In order to achieve a more tailored application of sulfur to wine grapes, the technology will need to be more precise.
“Probably the best approach to optimize sulfur applications is to invest in the development and adoption of technologies that do high precision sulfur spraying — spraying that is targeted and responsive to powdery mildew threat, but not broadcast from tractors, as it is now,” Hinckley said.
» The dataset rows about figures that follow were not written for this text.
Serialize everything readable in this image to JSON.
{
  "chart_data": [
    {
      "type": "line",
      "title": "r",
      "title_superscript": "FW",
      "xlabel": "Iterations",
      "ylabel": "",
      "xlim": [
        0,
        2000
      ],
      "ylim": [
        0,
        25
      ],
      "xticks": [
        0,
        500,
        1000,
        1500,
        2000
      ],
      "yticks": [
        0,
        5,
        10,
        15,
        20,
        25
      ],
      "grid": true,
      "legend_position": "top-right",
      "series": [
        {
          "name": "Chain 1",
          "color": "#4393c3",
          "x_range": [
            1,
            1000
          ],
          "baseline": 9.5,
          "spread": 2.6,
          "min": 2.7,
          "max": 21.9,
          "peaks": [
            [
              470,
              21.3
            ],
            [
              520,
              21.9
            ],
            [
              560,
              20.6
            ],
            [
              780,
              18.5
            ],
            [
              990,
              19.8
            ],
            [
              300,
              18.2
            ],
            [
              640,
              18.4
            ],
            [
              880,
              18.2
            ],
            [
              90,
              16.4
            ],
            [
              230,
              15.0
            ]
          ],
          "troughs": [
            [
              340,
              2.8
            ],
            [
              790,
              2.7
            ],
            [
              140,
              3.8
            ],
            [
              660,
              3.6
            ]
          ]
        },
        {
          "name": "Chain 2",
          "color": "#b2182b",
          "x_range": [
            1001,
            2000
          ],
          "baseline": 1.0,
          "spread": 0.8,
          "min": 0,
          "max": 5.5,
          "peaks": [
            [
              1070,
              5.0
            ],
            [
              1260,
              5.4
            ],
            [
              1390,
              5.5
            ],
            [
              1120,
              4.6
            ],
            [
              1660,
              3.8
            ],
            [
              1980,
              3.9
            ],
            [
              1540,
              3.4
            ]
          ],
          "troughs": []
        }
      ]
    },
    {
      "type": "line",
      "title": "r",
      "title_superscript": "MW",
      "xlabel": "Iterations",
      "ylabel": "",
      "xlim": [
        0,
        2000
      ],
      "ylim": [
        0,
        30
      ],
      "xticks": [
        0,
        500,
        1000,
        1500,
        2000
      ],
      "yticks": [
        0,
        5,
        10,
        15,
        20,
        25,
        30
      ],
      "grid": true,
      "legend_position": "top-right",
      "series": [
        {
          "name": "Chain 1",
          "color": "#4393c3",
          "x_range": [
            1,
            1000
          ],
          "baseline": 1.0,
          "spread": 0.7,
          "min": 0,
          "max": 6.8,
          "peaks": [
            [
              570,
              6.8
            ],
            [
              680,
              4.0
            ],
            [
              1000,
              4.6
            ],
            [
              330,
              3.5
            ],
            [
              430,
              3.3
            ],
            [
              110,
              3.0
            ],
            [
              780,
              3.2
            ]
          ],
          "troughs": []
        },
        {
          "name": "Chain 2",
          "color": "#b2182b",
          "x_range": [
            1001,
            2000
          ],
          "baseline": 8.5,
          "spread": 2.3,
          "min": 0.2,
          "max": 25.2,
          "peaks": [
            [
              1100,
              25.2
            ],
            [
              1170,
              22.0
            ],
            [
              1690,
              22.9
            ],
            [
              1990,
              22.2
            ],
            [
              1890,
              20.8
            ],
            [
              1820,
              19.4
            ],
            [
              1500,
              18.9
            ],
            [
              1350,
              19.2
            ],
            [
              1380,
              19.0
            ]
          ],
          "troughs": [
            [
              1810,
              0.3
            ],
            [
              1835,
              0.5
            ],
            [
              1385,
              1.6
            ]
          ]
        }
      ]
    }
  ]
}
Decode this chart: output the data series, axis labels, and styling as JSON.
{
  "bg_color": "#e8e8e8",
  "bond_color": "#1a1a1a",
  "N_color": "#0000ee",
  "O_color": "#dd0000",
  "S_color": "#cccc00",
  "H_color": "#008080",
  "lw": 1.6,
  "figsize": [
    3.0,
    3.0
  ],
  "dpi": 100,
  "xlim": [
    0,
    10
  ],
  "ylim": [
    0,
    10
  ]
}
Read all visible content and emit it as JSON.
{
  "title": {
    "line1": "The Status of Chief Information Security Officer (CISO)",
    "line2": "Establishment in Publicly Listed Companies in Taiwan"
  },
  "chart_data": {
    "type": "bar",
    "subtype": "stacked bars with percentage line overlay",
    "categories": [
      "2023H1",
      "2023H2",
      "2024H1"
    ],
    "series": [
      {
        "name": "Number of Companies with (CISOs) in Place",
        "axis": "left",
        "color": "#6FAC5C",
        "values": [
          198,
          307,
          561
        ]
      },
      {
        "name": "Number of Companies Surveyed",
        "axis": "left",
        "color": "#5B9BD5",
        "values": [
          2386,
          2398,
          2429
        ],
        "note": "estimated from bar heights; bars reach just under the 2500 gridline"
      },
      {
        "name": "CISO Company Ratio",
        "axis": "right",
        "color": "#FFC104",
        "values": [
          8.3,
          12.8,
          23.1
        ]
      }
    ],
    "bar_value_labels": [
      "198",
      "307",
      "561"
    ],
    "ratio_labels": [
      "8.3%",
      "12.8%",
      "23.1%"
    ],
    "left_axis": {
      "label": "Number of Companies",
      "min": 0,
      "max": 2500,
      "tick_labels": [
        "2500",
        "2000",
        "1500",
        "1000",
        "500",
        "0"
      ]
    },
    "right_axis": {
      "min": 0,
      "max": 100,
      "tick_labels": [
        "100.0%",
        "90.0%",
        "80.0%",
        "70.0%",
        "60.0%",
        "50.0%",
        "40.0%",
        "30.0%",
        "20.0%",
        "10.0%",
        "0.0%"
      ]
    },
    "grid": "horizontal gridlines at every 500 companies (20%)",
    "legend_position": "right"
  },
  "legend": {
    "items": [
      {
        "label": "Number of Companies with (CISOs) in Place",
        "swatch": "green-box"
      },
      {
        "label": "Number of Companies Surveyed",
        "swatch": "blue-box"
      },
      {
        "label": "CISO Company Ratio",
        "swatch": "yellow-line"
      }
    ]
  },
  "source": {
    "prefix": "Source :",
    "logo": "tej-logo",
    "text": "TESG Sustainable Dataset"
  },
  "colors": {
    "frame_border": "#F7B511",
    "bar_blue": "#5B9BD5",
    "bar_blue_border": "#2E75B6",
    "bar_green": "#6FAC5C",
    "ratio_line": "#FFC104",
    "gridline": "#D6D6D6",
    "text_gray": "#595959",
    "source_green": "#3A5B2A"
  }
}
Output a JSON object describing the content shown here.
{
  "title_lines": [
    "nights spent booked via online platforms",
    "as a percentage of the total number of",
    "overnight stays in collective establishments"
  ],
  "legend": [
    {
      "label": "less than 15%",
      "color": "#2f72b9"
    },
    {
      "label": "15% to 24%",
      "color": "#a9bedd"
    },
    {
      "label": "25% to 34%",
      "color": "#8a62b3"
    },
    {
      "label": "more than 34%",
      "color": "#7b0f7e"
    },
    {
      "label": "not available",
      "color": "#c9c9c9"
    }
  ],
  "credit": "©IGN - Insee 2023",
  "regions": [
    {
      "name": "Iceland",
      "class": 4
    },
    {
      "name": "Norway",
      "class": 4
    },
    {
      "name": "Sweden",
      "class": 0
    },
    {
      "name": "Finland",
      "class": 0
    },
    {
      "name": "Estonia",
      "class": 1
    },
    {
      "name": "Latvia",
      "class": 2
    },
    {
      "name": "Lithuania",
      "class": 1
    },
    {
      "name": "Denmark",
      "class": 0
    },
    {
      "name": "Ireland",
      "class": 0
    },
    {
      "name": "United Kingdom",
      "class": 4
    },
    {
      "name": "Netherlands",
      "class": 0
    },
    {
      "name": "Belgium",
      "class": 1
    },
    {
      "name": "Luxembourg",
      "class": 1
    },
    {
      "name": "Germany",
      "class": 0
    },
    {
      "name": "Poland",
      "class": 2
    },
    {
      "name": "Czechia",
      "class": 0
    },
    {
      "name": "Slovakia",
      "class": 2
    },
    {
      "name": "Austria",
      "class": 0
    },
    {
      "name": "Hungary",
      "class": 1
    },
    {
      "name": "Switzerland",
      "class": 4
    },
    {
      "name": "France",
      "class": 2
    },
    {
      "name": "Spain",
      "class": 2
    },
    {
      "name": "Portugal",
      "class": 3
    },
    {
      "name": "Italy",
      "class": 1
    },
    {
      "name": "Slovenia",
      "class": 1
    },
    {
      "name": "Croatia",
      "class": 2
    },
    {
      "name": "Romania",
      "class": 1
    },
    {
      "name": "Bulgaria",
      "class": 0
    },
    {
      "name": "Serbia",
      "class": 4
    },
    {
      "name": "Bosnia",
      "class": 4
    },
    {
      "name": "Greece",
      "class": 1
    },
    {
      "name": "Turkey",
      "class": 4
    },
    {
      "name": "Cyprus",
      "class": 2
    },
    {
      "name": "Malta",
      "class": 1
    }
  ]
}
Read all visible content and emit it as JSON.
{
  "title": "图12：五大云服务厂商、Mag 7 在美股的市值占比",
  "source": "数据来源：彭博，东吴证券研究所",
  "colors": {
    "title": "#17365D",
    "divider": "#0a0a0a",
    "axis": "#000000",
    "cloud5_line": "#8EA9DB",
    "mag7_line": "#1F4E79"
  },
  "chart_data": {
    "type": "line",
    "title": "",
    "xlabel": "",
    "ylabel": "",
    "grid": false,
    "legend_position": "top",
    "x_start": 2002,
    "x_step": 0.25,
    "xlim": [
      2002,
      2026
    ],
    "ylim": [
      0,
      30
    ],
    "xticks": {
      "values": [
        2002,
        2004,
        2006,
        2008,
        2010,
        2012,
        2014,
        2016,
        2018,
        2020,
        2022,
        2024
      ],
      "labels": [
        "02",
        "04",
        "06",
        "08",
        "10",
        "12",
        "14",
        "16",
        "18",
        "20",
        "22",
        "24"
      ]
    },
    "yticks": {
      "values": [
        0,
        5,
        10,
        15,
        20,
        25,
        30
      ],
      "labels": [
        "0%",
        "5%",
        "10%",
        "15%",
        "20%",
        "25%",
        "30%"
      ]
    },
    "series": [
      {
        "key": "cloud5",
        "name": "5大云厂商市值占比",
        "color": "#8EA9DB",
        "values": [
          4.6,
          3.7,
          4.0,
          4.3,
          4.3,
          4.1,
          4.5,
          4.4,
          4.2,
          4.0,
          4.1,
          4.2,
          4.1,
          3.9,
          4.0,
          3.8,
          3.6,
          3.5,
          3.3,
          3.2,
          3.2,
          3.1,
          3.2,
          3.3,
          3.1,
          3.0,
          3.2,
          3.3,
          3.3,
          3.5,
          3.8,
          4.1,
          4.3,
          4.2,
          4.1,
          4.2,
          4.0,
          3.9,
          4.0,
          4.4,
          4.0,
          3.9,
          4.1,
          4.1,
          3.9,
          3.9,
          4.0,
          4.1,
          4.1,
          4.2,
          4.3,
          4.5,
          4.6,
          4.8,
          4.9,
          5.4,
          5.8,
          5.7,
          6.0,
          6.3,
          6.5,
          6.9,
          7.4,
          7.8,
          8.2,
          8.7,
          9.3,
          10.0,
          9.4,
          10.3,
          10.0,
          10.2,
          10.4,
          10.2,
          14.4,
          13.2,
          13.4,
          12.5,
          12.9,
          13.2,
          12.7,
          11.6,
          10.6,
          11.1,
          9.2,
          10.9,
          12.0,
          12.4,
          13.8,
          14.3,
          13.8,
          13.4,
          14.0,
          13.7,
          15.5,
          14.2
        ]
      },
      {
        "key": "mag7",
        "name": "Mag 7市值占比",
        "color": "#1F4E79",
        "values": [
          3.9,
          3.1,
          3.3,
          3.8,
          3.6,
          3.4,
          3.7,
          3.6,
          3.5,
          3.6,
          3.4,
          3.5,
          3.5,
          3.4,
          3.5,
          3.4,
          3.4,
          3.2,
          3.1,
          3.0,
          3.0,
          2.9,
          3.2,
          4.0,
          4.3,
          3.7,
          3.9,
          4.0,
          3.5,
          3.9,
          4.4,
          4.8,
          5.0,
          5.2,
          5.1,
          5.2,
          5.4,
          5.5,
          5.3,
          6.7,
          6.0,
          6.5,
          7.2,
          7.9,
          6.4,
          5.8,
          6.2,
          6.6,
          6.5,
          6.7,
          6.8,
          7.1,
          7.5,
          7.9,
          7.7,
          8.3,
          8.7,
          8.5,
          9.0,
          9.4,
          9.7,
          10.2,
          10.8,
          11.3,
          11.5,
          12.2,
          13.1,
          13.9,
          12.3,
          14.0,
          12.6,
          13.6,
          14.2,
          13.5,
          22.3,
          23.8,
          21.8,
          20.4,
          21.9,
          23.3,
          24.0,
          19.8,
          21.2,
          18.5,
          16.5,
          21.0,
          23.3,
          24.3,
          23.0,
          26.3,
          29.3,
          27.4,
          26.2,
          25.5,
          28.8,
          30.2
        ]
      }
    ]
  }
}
Hinckley hopes that knowing how much agricultural sulfur is in the environment will assist farmers in adjusting their application of the fungicide.
“This work could help inform the development of technologies that help farmers to choose when and how much they apply, rather than just applying the same amount preventatively all the time,” Hinckley said in the press release.
Hinckley also said consumers can take a more active role in learning the origin and cultivation methods of the grapes that were used to make their wine.
“For wine consumers, it’s great to get to know how those grapes were farmed and where they came from. And there are growers who are really trying hard to be as light as they can on the land, and to work with and adapt to the changes that they’re facing with climate change,” Hinckley said in the press release. “There is a role for the consumer to help drive those decisions.”
Hinckley’s goal is to help farmers work sustainably and in harmony with the environment.
“My objective as a scientist is to always work in partnership with the landowners and with the farmers. My hope is that we can reach a place where they’re able to continue in a very sustainable way that also protects the surrounding environment,” Hinckley said.
Hinckley believes that, in the future, the application of sulfur to wine grapes will be done more carefully and include more oversight.
“I think that the future of sulfur in winemaking will involve regular monitoring for powdery mildew disease and risk, and then adaptive spray programs with tractors that can target applications to where vines need it most,” Hinckley told EcoWatch.